Халецкий потрогал дужку очков и сказал:
– Леночка, вы спрашиваете меня так, будто я присутствовал при их сговоре, а теперь по рассеянности все забыл… Я только рассматриваю вместе с вами возможные варианты.
– Если они накануне осмотрели квартиру, то какой смысл был отправлять телеграмму? – подумал я вслух.
Халецкий резко повернулся ко мне:
– А вы тоже думаете, что это пробный камень?
– Не знаю, – развел я руками, – не могу придумать другого объяснения. Поляков ни в какой связи не может вспомнить фамилию Таратута.
– Давайте вместе поедем к Обольникову, – предложила мне Лаврова.
Обольников завтракал. Мы стояли у дверей больничной столовой и смотрели на него, а он, ничего не замечая вокруг, ел. С какой-то болезненной остротой я вдруг уловил в нем сходство со жрущей добычу крысой – он наклонял низко к столу длинный костистый нос и при каждом глотке будто нырял в тарелку, на горле прыгал костяной мячик кадыка, а нос контролером проходил по окружности тарелки, будто принюхивался, проверяя, все ли на месте, не упер ли кто чего из тарелки, пока он глотал предыдущий кусок. И все время шевелились на голове уши, и я только сейчас заметил, как не соответствуют всей его хрящеватой голове уши – кругленькие, мясистые, заросшие рыжим пухом.
Лаврова повернулась ко мне:
– Старый доктор Чезаре Ломброзо с ходу дал бы ему пожизненную превентивку…
Я ухмыльнулся:
– К счастью, у нас нет превентивного заключения, а идеи доктора Чезаре не в ходу.
– А может быть, применительно к Обольникову это и не такое уж счастье?
– Не-а, – покачал я головой. – Я этих теорий вообще опасаюсь. По секрету могу сообщить: мне ребята из научно-технического отдела в два счета доказали, что я сам классический ломброзианский тип грабителя с садистскими наклонностями.
Обольников закончил завтрак, корочкой хлеба вытер тарелку и, быстро прожевав, сказал няне:
– Так на обед не забудьте мне суп мясной, а то снова дадите рыбу.

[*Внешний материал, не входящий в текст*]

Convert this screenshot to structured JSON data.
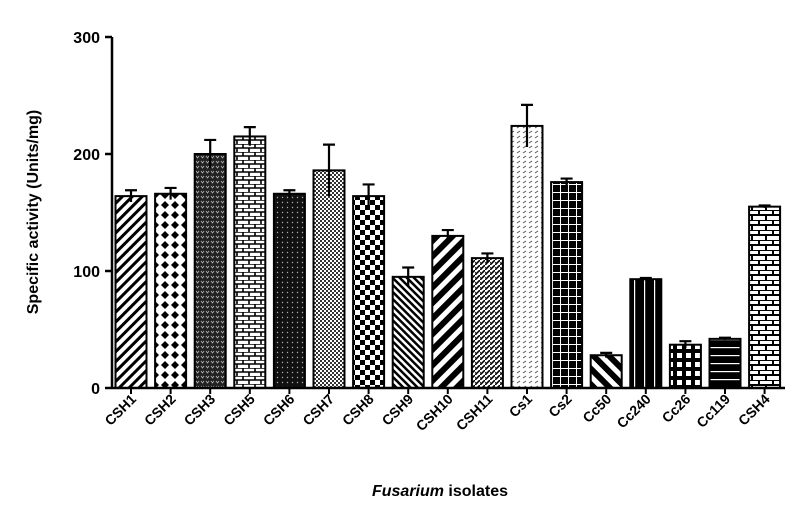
{
  "chart_data": {
    "type": "bar",
    "title": "",
    "xlabel_italic": "Fusarium",
    "xlabel_rest": " isolates",
    "ylabel": "Specific activity (Units/mg)",
    "ylim": [
      0,
      300
    ],
    "yticks": [
      "0",
      "100",
      "200",
      "300"
    ],
    "categories": [
      "CSH1",
      "CSH2",
      "CSH3",
      "CSH5",
      "CSH6",
      "CSH7",
      "CSH8",
      "CSH9",
      "CSH10",
      "CSH11",
      "Cs1",
      "Cs2",
      "Cc50",
      "Cc240",
      "Cc26",
      "Cc119",
      "CSH4"
    ],
    "values": [
      164,
      166,
      200,
      215,
      166,
      186,
      164,
      95,
      130,
      111,
      224,
      176,
      28,
      93,
      37,
      42,
      155
    ],
    "errors": [
      5,
      5,
      12,
      8,
      3,
      22,
      10,
      8,
      5,
      4,
      18,
      3,
      2,
      1,
      3,
      1,
      1
    ],
    "patterns": [
      "diag-right",
      "diamond",
      "dense-dark",
      "brick",
      "dots-dark",
      "fine-check",
      "checker",
      "diag-fine",
      "diag-bold",
      "zigzag",
      "dash-light",
      "grid-dark",
      "diag-left",
      "vertical",
      "grid-white",
      "horizontal",
      "brick-large"
    ]
  }
}
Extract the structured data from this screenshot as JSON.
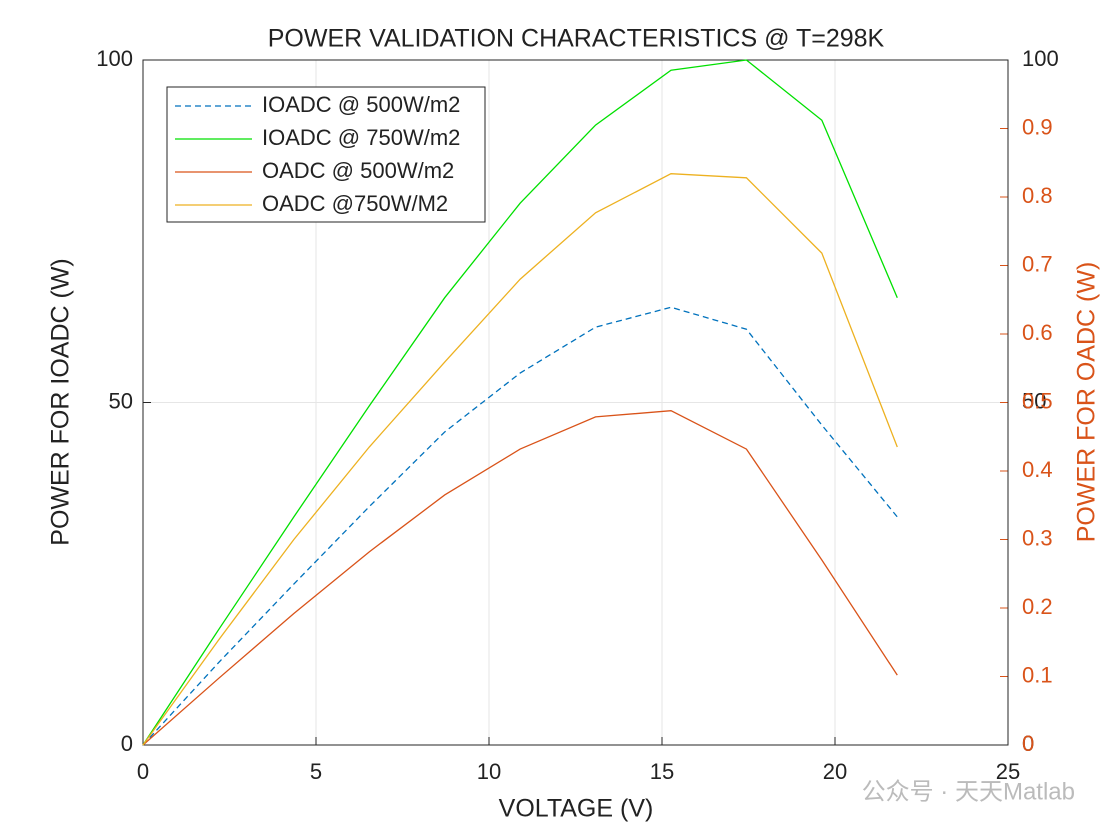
{
  "chart_data": {
    "type": "line",
    "title": "POWER VALIDATION CHARACTERISTICS @ T=298K",
    "xlabel": "VOLTAGE (V)",
    "ylabel": "POWER FOR IOADC (W)",
    "y2label": "POWER FOR OADC (W)",
    "x": [
      0,
      2.18,
      4.36,
      6.54,
      8.72,
      10.9,
      13.08,
      15.26,
      17.44,
      19.62,
      21.8
    ],
    "series": [
      {
        "name": "IOADC @ 500W/m2",
        "color": "#0072BD",
        "dashed": true,
        "values": [
          0,
          12,
          23.5,
          34.8,
          45.7,
          54.3,
          61,
          63.9,
          60.7,
          46.7,
          33.3
        ]
      },
      {
        "name": "IOADC @ 750W/m2",
        "color": "#00E000",
        "values": [
          0,
          16.8,
          33.3,
          49.5,
          65.3,
          79.1,
          90.5,
          98.5,
          100,
          91.2,
          65.3
        ]
      },
      {
        "name": "OADC @ 500W/m2",
        "color": "#D95319",
        "axis": "y2",
        "values": [
          0,
          0.097,
          0.192,
          0.282,
          0.365,
          0.432,
          0.479,
          0.488,
          0.432,
          0.27,
          0.102
        ]
      },
      {
        "name": "OADC @750W/M2",
        "color": "#EDB120",
        "axis": "y2",
        "values": [
          0,
          0.153,
          0.3,
          0.435,
          0.559,
          0.68,
          0.777,
          0.834,
          0.828,
          0.718,
          0.435
        ]
      }
    ],
    "xlim": [
      0,
      25
    ],
    "xticks": [
      0,
      5,
      10,
      15,
      20,
      25
    ],
    "ylim": [
      0,
      100
    ],
    "yticks": [
      0,
      50,
      100
    ],
    "y2lim": [
      0,
      1
    ],
    "y2ticks": [
      0,
      0.1,
      0.2,
      0.3,
      0.4,
      0.5,
      0.6,
      0.7,
      0.8,
      0.9
    ],
    "y2color": "#D95319",
    "grid": true,
    "legend": "upper left",
    "watermark": "公众号 · 天天Matlab"
  }
}
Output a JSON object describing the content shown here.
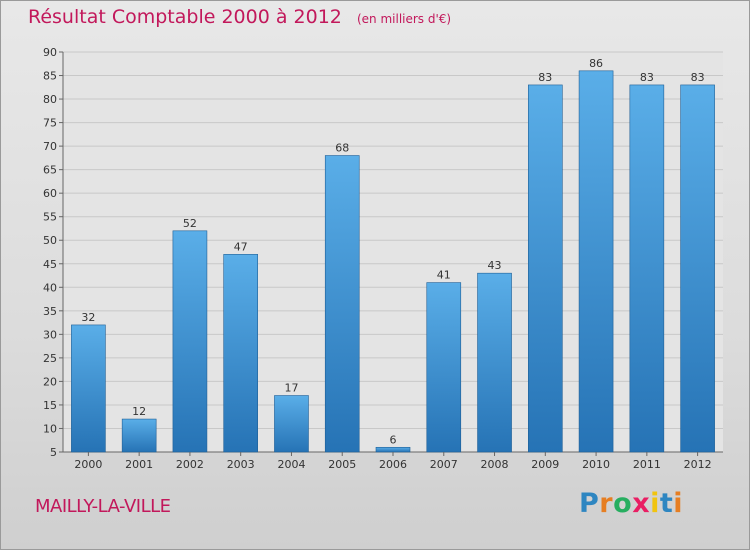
{
  "chart_data": {
    "type": "bar",
    "title": "Résultat Comptable 2000 à 2012",
    "subtitle": "(en milliers d'€)",
    "categories": [
      "2000",
      "2001",
      "2002",
      "2003",
      "2004",
      "2005",
      "2006",
      "2007",
      "2008",
      "2009",
      "2010",
      "2011",
      "2012"
    ],
    "values": [
      32,
      12,
      52,
      47,
      17,
      68,
      6,
      41,
      43,
      83,
      86,
      83,
      83
    ],
    "ylim": [
      5,
      90
    ],
    "yticks": [
      5,
      10,
      15,
      20,
      25,
      30,
      35,
      40,
      45,
      50,
      55,
      60,
      65,
      70,
      75,
      80,
      85,
      90
    ],
    "xlabel": "",
    "ylabel": "",
    "grid": true,
    "bar_color_top": "#5aaee8",
    "bar_color_bottom": "#2673b5"
  },
  "footer": {
    "place": "MAILLY-LA-VILLE",
    "brand_letters": [
      {
        "ch": "P",
        "color": "#2e86c1"
      },
      {
        "ch": "r",
        "color": "#e67e22"
      },
      {
        "ch": "o",
        "color": "#27ae60"
      },
      {
        "ch": "x",
        "color": "#e91e63"
      },
      {
        "ch": "i",
        "color": "#f1c40f"
      },
      {
        "ch": "t",
        "color": "#2e86c1"
      },
      {
        "ch": "i",
        "color": "#e67e22"
      }
    ]
  }
}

А мне сейчас организм укреплять надо. Аппетит, слава богу, хороший начался. – И, повернувшись к дверям, увидел нас.
Одернул серый халат, расправил пояс-веревку и быстро, мелко зашагал к нам, и протягивал он руки ко мне, будто сынок его отпуск из армии получил и примчался срочно на самолетах, поездах и пароходах из-за тридевяти земель проведать заболевшего родного папку.

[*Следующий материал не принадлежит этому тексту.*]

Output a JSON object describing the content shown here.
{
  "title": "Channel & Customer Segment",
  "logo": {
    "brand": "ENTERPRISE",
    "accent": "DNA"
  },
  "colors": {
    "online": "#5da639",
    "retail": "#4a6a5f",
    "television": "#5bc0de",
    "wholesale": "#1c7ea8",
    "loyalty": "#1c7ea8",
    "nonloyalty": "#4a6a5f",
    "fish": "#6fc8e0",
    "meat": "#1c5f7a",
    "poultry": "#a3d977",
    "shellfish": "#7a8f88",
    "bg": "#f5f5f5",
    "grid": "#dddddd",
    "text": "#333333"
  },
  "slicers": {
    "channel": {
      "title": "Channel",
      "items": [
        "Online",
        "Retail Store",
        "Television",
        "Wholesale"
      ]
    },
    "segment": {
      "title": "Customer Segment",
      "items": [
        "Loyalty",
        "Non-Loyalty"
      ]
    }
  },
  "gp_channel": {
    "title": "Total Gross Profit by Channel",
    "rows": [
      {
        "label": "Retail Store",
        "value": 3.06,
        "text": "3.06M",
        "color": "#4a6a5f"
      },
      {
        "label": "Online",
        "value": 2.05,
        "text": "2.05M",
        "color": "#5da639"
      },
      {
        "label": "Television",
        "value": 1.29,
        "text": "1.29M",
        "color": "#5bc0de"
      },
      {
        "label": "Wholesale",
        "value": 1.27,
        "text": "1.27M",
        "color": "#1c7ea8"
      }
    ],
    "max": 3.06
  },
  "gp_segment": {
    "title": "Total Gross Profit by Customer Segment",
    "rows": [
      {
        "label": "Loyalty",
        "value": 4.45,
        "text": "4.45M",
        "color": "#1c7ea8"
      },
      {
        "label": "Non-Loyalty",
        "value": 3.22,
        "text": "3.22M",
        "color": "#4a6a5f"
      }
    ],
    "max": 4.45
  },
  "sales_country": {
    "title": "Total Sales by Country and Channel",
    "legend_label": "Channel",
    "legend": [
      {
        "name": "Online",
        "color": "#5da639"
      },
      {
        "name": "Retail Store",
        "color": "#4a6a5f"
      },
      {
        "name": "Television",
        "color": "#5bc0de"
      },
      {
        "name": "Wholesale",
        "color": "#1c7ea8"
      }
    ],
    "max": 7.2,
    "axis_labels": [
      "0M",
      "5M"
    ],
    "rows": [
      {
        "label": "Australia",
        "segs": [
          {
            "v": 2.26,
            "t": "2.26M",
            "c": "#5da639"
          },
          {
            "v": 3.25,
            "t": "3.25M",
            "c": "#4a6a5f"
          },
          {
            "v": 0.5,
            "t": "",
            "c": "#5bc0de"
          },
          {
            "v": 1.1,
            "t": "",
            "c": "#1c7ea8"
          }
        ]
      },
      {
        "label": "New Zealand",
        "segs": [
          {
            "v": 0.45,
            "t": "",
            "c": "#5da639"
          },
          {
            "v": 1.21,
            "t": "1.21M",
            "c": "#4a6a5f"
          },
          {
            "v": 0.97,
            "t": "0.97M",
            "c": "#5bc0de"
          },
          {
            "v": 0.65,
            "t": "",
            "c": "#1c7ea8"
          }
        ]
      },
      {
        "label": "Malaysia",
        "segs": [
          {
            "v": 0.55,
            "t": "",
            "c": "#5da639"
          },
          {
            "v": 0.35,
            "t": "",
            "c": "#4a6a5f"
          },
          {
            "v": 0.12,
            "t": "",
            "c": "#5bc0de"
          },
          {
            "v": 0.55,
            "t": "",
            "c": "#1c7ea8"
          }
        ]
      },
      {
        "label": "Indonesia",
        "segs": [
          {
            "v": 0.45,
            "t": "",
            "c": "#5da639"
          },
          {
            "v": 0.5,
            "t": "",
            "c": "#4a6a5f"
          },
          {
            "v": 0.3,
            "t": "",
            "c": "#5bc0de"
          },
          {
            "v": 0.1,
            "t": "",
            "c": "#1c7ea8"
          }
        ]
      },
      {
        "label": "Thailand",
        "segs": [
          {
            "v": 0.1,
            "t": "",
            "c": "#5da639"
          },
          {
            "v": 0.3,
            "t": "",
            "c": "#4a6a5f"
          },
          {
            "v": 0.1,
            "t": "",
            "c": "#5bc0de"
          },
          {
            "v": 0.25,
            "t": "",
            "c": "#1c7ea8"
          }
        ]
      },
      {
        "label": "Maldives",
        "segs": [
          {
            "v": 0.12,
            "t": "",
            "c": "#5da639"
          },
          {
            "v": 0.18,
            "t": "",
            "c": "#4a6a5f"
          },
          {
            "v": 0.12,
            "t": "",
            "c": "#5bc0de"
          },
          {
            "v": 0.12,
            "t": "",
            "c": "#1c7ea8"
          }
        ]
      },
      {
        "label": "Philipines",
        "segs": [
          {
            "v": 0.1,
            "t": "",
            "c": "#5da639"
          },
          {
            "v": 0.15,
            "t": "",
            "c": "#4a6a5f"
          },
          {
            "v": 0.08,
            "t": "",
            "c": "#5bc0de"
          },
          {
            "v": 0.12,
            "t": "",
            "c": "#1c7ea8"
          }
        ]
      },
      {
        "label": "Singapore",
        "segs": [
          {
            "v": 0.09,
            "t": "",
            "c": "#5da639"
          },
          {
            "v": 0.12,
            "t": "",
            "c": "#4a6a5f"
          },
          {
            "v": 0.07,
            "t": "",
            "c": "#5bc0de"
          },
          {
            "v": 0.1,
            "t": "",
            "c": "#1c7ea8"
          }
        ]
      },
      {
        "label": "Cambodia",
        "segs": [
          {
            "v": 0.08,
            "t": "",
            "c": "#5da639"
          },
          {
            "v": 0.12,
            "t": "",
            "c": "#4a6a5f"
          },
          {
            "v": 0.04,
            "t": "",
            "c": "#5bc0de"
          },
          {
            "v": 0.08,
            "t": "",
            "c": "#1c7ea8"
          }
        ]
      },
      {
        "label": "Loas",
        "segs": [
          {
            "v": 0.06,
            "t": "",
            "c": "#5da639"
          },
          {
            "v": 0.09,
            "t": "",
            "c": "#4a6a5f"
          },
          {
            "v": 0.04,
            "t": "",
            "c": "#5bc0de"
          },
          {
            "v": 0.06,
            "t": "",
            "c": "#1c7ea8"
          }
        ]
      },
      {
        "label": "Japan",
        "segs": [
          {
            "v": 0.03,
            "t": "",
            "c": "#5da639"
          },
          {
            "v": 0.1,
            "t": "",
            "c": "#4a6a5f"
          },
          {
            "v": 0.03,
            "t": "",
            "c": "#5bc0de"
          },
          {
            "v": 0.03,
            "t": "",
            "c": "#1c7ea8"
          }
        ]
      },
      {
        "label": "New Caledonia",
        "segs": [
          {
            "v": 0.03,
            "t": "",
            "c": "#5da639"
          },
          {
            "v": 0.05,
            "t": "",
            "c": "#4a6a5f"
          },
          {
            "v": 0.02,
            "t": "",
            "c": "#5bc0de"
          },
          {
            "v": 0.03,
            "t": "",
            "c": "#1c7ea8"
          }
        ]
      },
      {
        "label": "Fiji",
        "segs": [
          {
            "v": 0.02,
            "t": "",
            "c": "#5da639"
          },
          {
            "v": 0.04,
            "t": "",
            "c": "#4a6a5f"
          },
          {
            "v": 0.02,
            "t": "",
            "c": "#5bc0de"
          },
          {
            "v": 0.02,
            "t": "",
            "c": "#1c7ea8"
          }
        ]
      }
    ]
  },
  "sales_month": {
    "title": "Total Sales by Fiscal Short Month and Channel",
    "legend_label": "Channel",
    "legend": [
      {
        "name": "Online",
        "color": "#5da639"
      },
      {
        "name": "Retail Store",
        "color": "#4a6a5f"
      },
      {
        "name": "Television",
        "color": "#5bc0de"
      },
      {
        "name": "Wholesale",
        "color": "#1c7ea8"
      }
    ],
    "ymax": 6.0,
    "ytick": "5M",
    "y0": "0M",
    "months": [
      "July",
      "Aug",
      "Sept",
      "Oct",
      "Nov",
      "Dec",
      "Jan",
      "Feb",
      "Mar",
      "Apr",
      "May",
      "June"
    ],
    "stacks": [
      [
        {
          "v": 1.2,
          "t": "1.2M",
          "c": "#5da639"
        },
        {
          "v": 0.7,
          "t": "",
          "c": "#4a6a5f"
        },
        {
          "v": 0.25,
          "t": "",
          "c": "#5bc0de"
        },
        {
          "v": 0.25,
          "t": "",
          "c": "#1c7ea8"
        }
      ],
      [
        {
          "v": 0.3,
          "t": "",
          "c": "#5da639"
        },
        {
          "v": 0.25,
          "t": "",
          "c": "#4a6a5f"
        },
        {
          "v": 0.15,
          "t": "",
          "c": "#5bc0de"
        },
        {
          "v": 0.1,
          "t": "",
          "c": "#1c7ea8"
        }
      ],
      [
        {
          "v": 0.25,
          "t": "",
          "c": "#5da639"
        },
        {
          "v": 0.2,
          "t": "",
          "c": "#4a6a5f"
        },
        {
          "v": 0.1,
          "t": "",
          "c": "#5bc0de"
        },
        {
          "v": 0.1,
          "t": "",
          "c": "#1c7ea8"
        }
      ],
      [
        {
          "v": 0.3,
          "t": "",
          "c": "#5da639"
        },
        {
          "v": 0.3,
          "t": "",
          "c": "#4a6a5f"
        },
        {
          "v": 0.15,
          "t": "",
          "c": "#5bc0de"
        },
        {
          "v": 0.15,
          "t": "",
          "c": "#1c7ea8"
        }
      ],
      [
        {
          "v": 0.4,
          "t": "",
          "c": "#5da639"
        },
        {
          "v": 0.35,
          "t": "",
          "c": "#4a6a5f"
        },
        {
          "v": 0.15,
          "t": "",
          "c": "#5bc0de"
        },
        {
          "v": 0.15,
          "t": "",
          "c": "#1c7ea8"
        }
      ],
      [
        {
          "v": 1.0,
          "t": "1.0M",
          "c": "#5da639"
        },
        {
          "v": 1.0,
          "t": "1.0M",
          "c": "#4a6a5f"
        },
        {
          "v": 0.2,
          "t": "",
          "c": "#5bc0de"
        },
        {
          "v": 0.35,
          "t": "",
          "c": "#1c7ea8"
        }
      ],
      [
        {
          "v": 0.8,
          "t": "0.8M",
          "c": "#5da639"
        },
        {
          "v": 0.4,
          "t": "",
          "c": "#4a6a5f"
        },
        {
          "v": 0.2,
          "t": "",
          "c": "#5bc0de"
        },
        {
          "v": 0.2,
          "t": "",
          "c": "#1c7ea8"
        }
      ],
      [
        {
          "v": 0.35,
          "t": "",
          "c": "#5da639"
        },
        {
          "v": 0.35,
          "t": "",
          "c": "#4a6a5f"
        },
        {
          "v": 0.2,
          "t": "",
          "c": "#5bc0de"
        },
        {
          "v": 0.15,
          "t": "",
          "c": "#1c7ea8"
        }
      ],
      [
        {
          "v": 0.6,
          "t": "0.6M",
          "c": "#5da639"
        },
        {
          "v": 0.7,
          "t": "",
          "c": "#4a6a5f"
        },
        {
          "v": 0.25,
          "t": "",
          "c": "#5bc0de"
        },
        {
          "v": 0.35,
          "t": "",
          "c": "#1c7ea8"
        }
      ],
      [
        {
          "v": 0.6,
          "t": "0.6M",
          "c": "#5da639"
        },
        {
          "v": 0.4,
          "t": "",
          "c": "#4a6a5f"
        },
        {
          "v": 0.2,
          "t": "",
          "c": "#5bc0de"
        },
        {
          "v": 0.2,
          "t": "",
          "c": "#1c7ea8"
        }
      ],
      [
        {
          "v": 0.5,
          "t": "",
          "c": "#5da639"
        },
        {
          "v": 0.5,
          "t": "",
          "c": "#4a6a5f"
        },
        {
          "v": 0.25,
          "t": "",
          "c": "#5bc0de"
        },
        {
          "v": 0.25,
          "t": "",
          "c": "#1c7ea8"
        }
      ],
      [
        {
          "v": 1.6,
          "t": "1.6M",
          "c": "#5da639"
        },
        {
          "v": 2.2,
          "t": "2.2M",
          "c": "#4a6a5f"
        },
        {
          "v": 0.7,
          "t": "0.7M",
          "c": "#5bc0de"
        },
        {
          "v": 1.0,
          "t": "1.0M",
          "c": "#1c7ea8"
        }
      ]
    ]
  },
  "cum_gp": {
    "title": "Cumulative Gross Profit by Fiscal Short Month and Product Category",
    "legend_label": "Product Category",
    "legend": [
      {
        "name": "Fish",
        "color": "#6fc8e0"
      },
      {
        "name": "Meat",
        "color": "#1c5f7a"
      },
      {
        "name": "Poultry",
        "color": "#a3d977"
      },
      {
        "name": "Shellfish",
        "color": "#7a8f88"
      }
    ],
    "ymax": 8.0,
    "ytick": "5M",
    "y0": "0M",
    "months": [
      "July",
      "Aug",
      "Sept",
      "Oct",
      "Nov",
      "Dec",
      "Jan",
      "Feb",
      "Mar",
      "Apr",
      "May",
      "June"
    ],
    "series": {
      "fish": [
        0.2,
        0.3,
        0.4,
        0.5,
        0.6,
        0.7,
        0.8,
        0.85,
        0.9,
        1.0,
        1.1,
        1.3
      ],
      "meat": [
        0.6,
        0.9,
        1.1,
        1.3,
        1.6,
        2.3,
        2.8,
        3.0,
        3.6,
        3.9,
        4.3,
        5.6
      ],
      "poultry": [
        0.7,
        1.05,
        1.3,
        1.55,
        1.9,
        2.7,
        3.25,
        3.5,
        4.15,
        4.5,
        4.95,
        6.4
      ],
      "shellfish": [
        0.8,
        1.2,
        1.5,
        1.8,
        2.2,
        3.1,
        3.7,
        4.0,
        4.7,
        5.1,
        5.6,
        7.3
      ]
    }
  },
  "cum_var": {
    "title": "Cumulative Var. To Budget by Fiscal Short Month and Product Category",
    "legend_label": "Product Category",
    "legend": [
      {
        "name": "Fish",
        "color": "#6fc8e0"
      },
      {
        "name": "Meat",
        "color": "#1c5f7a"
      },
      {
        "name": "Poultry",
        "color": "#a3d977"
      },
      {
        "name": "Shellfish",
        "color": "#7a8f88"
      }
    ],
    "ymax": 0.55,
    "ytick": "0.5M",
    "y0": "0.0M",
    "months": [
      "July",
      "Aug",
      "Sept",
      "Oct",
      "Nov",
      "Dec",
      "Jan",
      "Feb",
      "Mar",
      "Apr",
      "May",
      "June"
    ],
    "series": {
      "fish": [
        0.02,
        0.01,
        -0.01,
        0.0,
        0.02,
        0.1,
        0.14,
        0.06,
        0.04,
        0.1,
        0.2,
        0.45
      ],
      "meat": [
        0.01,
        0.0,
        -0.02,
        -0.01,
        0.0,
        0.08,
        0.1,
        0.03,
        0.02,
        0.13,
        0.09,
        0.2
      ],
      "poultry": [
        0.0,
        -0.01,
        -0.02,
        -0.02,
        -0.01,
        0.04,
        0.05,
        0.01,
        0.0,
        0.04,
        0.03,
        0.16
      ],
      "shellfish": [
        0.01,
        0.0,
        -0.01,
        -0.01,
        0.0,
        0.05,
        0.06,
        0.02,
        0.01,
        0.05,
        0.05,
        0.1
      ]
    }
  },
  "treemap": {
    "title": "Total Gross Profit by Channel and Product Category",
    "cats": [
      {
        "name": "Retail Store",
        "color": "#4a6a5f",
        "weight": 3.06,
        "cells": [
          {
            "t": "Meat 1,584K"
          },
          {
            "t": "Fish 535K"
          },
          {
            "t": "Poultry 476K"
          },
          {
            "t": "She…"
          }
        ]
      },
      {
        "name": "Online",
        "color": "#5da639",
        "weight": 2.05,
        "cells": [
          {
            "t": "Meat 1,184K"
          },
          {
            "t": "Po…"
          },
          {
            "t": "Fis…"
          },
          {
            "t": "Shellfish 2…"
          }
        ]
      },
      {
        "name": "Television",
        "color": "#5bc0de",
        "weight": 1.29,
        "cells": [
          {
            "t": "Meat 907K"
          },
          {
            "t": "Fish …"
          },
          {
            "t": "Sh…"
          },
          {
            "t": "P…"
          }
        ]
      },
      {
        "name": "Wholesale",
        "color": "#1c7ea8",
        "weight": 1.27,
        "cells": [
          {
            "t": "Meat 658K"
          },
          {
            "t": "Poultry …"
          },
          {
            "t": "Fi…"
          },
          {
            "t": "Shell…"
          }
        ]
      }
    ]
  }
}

От неожиданности я тоже протянул ему руку, и со стороны мы выглядели, наверное, очень умилительно. Только поцелуев не было. Я выдернул руку из его влажной, горячей ладошки и с удивлением подумал о том, как же он мог всю семью много лет лупить такими маленькими, слабыми ладошками. А он проговорил:
– Ну слава богу, хоть знакомое лицо увидал, а то никто сюда ко мне и глаз не кажет, а человек-то, он ведь в обществе нуждается, ему бы со знакомым о близких делах поговорить, вестью приятной согреть изъязвленную тяготами да горечами душу. А родные-то мои, женушка дорогая да доченька, паскуда, оговорщица родителя своего, и не приходят ко мне, передачку не дадут – отца своего порадовать чем-либо вкусным, потому что здесь еда-то известно какая: больница, да нянечки, да сестрички-ласточки, и доктор дежурный тоже не прочь – все норовят из больничного котла унести чего-нибудь для себя, своровать себе на еду, а больному-то человеку питание нужно усиленное. Это не по вашей части, товарищ инспектор, проверять, как здесь хищают из корма больных людей? Много бы интересного для себя обнаружили… Да вам, правда, недосуг, скрипача обворовали – с его бебехами у вас сейчас морока. А здесь люди тихие, сирые, они потерпят, бедные люди – они вообще к терпежу привычнее, и мало им надо сейчас. Это только те, кто богаче, те и жаднее. Скрыпач-то из-за барахла своего шум до небес, наверное, поднял. Их брат вообще до имущества и денег ох как лют! Человека живого не пожалеют за грош… А дама, простите, женой вам доводится?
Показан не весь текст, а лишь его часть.